The cerebellum modulates rodent cortical motor output after repetitive somatosensory stimulation.

Objective: To analyze the possible role of the cerebellum in the modulation of cortical motor output associated with repetitive electrical stimulation of the sciatic nerve in the rat.

Methods: A sustained somatosensory stimulation induces an increase in the intensity of the response of the rodent motor cortex. Wistar rats were anesthetized for surgical preparation using a continuous infusion of chloral hydrate. We analyzed the response evoked by electrical stimulation of the right motor cortex before (basal condition) and after peripheral electrical stimulation of the left sciatic nerve in rats with no cerebellar intervention (n = 6), and in control rats with Ringer's infusion via a microdialysis probe (n = 8) implanted in the left cerebellar nuclei. In addition, we investigated the effects of 1) the administration of ethanol (20 mmol/L) in the left cerebellar nuclei (n = 5); 2) the administration of tetrodotoxin (10 micromol/L), a sodium channel blocker, in the left cerebellar nuclei (n = 5); 3) electrical stimulation by deep cerebellar stimulation (frequency 100 Hz) on the left side (n = 5); or 4) electrical stimulation of the cerebellar nuclei on the right side (100 Hz; n = 6). For peripheral stimulation, all of the animals received 1 hour of electrical stimulation. Trains of stimulation consisted of five stimuli (duration of 1 stimulus, 1 ms) at a rate of 10 Hz. During stimulation of the motor cortex, peak-to-peak amplitudes in responses of the left calf muscle were analyzed. Motor threshold was defined as the lowest intensity eliciting at least 5 of 10 evoked responses with an amplitude greater than 20 muV. The intensity used was 130% of the motor threshold.

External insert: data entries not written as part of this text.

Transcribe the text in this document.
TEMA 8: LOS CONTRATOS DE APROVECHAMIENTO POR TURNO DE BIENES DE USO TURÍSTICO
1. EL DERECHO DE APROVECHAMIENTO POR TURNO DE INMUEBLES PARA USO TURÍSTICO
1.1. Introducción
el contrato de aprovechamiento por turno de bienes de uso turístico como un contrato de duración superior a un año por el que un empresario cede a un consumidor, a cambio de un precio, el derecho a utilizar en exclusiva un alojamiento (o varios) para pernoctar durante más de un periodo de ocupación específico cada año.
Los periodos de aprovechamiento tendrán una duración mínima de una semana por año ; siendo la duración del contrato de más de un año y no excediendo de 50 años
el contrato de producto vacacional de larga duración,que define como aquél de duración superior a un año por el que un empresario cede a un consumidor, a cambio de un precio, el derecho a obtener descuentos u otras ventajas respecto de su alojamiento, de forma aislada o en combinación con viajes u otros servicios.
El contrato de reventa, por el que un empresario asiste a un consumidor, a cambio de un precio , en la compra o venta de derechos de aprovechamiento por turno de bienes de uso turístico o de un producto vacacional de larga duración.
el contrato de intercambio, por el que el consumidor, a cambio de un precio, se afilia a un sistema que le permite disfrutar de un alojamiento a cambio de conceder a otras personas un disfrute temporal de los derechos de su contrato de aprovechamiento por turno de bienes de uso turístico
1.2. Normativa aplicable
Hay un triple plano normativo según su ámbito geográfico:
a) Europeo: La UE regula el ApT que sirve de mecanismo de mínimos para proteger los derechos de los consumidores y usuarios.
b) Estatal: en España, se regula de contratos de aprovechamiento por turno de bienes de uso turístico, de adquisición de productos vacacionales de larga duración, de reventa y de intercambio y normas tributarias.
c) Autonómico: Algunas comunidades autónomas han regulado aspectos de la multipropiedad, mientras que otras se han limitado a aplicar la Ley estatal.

Results: In the basal condition (before repetitive stimulation), amplitudes of motor responses were similar in the six groups of rats (P = 0.40). In rats without cerebellar intervention, peripheral electrical stimulation was associated with an increase of motor response to 147.4 +/- 8.5% of baseline (P < 0.001). In rats with Ringer's infusion, the motor response increased to 141.6 +/- 7.9% of baseline (P < 0.001). The administration of ethanol in the cerebellum prevented the enhancement of the response ipsilaterally. The mean +/- standard deviation (SD) of motor responses was 105.7 +/- 6.2% of baseline measurements after stimulation of the sciatic nerve (P = 0.36). The same observation was made after the infusion of tetrodotoxin (mean +/- SD of motor responses: 107.1 +/- 7.4% after peripheral stimulation [P = 0.19] and after electrical stimulation of the cerebellum on the left side [mean +/- SD of motor responses, 104.3 +/- 8.5% after peripheral stimulation, P = 0.40]). However, electrical stimulation of cerebellar nuclei on the right side did not impair the modulation of cortical motor output by sciatic nerve stimulation (mean +/- SD of motor responses, 148.4 +/- 5.8% after peripheral stimulation, P < 0.001).

Conclusion: Until now, the increase of motor output after peripheral nerve stimulation has been considered as a plasticity directly and solely dependent on cortical structures. We demonstrate that the cerebellum plays a key role in this form of neural plasticity.